Item #4007 [Collection of Seven Japanese-Language Textbooks Produced for Nisei Children in Hawaii]. Japanese Americana, Hawaii.
[Collection of Seven Japanese-Language Textbooks Produced for Nisei Children in Hawaii]

[Collection of Seven Japanese-Language Textbooks Produced for Nisei Children in Hawaii]

[Japan: 1932-1940]. Seven textbooks, between 36 and 136pp., with four bound in color-printed pictorial wrappers with cloth backstrips, two bound in full brown cloth with gilt titles on spine and front cover, one in quarter tan cloth and plain boards with gilt titles on front board. Minor soiling and light chipping to a couple of books, overall minor edge wear. A well-preserved group. Very good. Item #4007

A fascinating collection of pre-World War II Japanese-language textbooks printed for Nisei students in Hawaii by the Hawaii Kyoiku Kai (Japanese Education Association of Hawaii). The books are mostly intended for middle school students, and perhaps slightly younger students in one instance; all but one of the books include numerous illustrations or reproduced photographs throughout, with the illustrations in one book appearing to target a somewhat younger audience. The one book without illustrations is a penmanship book. The seven books, all published in Japan by the Japanese Education Association of Hawaii, include the following: Moral Education Book for Teachers: Volume Five (1932); Japanese Penmanship Textbook for the 4th Grade/Middle School: Volume IV (1936); Japanese Reader: Volume I (1938); Japanese Reader: Volume XI (1939); Japanese Reader: Volume XII (1939); Japanese Reader. Middle School. Volume I (1940); and Japanese Reader. Middle School. Volume II (1940). Most of the pages in the 1938 Japanese Reader include Japanese manuscript notations in pencil, presumably added by a former student while engaging with the text.
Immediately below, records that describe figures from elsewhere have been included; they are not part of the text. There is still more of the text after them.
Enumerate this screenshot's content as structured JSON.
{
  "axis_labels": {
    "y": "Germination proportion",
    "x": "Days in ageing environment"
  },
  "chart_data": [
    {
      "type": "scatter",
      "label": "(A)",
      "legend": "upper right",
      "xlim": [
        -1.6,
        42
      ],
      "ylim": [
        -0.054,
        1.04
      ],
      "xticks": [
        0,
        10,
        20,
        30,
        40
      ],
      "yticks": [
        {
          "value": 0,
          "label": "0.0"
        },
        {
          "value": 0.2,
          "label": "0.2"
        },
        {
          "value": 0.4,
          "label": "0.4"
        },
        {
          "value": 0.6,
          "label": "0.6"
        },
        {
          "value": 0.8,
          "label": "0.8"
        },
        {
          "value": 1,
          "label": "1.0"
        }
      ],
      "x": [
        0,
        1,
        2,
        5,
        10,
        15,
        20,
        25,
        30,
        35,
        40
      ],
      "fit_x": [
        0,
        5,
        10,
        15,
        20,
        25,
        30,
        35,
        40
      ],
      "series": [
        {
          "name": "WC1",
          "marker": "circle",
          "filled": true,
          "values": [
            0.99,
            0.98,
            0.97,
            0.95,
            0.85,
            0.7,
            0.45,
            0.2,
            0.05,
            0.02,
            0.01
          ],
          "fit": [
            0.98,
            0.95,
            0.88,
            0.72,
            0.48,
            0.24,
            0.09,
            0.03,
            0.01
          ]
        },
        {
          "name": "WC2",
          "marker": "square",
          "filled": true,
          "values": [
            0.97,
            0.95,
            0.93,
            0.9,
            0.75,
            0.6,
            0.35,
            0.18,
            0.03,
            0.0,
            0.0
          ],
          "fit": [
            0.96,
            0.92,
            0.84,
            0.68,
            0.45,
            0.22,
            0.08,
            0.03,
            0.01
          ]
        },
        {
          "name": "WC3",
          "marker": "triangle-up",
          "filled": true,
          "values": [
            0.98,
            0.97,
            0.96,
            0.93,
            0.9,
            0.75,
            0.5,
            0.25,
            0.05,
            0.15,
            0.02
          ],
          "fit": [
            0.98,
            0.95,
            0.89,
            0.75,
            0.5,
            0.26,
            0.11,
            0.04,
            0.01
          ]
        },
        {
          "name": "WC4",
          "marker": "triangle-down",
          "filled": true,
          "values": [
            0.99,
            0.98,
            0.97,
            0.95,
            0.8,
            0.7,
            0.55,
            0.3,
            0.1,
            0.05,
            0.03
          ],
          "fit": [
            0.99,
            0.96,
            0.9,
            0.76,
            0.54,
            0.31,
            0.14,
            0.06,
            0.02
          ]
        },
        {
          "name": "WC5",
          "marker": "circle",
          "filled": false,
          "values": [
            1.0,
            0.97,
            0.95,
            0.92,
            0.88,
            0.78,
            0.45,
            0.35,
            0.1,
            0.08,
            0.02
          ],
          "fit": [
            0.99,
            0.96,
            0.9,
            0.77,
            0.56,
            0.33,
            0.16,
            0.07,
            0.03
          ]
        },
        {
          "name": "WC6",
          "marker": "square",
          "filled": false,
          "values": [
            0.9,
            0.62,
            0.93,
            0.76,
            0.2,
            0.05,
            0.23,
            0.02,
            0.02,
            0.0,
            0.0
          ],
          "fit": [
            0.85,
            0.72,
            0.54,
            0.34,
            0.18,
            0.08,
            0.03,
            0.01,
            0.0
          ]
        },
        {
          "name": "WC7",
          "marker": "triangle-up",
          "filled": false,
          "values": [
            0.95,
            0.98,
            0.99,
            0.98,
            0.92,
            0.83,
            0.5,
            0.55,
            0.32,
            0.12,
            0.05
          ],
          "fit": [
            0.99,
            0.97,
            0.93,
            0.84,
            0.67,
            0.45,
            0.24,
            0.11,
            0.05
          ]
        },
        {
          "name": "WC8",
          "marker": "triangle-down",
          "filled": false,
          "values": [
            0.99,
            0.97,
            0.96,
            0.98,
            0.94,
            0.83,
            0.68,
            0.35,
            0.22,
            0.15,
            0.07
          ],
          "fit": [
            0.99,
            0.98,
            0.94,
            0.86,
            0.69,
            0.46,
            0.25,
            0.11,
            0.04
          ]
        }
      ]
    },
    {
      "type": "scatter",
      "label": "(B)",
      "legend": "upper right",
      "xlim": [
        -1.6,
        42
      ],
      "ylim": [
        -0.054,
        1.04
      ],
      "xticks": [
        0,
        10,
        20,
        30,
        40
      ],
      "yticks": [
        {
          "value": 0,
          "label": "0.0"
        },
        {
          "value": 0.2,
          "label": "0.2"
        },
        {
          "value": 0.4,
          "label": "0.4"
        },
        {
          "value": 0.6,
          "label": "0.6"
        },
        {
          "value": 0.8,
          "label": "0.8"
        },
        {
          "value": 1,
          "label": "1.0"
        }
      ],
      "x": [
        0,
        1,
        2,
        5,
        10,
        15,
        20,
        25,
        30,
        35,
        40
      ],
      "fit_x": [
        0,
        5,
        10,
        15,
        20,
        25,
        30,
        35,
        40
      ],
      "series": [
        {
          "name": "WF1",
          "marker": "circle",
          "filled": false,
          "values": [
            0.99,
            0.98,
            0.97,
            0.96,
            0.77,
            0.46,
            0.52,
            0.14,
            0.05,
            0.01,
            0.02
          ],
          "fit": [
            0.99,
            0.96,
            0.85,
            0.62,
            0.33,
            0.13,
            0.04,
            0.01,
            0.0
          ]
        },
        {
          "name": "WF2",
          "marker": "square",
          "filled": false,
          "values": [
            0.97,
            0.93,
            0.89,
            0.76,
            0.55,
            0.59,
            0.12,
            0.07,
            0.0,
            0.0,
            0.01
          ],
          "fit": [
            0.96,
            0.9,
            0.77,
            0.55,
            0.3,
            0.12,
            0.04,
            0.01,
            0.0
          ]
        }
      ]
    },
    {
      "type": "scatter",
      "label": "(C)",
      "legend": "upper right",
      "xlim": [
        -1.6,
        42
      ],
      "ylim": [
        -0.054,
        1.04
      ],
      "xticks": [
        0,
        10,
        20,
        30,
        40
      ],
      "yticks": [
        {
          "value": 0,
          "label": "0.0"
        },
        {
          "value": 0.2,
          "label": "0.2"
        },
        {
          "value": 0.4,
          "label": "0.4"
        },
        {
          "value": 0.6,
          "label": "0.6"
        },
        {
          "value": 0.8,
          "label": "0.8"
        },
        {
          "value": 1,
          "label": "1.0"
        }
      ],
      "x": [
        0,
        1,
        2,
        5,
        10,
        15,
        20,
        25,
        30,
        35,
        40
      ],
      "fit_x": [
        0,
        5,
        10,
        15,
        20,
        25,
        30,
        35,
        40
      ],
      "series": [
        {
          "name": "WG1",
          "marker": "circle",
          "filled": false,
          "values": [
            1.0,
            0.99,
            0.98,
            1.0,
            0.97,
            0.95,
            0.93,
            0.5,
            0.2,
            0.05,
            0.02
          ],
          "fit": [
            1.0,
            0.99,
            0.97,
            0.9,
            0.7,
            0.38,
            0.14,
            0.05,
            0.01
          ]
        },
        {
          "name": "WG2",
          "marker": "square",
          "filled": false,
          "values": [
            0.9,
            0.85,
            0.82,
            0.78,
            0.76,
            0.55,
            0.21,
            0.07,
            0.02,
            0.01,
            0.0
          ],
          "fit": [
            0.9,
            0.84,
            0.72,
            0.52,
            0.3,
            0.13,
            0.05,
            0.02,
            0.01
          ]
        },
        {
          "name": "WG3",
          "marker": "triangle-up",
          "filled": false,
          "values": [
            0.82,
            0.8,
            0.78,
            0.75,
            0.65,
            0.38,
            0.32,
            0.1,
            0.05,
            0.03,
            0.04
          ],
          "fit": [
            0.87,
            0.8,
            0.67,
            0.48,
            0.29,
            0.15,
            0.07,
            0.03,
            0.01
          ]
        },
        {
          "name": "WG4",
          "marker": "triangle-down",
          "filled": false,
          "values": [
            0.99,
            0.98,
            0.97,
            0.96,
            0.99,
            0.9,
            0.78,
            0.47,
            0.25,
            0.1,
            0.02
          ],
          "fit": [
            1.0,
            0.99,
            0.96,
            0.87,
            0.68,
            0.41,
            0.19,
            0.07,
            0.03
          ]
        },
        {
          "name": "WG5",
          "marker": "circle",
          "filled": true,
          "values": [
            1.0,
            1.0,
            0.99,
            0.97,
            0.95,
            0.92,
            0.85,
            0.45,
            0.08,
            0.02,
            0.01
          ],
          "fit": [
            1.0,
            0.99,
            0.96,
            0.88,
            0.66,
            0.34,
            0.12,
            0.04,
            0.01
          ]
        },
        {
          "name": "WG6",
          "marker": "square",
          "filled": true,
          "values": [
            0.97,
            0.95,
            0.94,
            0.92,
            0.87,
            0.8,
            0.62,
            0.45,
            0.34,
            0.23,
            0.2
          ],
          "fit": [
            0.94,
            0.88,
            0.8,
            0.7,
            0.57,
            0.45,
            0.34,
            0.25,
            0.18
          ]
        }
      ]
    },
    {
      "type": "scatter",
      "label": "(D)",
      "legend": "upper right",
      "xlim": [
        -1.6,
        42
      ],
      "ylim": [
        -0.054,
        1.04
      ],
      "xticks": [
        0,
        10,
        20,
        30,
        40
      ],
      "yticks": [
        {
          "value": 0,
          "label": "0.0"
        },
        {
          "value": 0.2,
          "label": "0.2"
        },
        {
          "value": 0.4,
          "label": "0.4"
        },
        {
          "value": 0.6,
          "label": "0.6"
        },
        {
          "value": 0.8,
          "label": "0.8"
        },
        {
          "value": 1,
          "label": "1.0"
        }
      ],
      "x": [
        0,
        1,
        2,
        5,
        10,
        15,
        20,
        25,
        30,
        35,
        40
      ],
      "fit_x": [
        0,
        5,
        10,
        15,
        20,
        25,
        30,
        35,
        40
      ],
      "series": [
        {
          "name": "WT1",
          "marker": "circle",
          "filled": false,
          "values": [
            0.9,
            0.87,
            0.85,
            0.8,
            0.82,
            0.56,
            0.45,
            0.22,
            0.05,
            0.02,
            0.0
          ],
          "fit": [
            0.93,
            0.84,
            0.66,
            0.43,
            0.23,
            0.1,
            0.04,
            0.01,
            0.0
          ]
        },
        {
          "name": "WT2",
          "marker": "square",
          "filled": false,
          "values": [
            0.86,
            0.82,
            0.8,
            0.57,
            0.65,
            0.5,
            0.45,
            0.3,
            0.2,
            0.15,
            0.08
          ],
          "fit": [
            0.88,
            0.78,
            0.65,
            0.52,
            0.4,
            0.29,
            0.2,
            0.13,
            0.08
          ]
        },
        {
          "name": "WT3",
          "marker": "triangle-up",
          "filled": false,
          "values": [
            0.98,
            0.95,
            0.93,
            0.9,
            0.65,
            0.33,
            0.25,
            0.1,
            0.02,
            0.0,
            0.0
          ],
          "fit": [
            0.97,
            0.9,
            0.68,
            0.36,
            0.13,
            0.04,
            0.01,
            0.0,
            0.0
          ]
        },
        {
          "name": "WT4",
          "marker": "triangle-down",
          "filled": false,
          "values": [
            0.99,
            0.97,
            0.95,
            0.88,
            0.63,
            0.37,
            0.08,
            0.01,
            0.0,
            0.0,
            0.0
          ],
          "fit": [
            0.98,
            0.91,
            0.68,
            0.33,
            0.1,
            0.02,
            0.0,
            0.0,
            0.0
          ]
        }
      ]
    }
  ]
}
"Once the Issei had decided to settle in Hawaii, they wanted their children to become good Americans of Japanese ancestry, with a command of both the English and Japanese languages and cultures. In the mid-1910s they came to feel the impact of the Americanization movement and feared that Hawaii's Japanese language schools would be attacked. Thus, in 1914, to cope with this pressure, the Hawaii Kyoiku Kai (Japanese Educational Association of Hawaii) was organized by the school principals and teachers to unify over 130 schools. In 1917, the Kyoiku Kai published their own textbooks with content suitable to Hawaii-born Nisei and decided to teach only the Japanese language and moral lessons, eliminating Japanese patriotic lessons and adding new lessons to encourage Japanese to become loyal Americans, who would nonetheless also cherish their Japanese heritage..." - Jon Davidann, Hawaii at the Crossroads of the U.S. and Japan Before the Pacific War, p.246.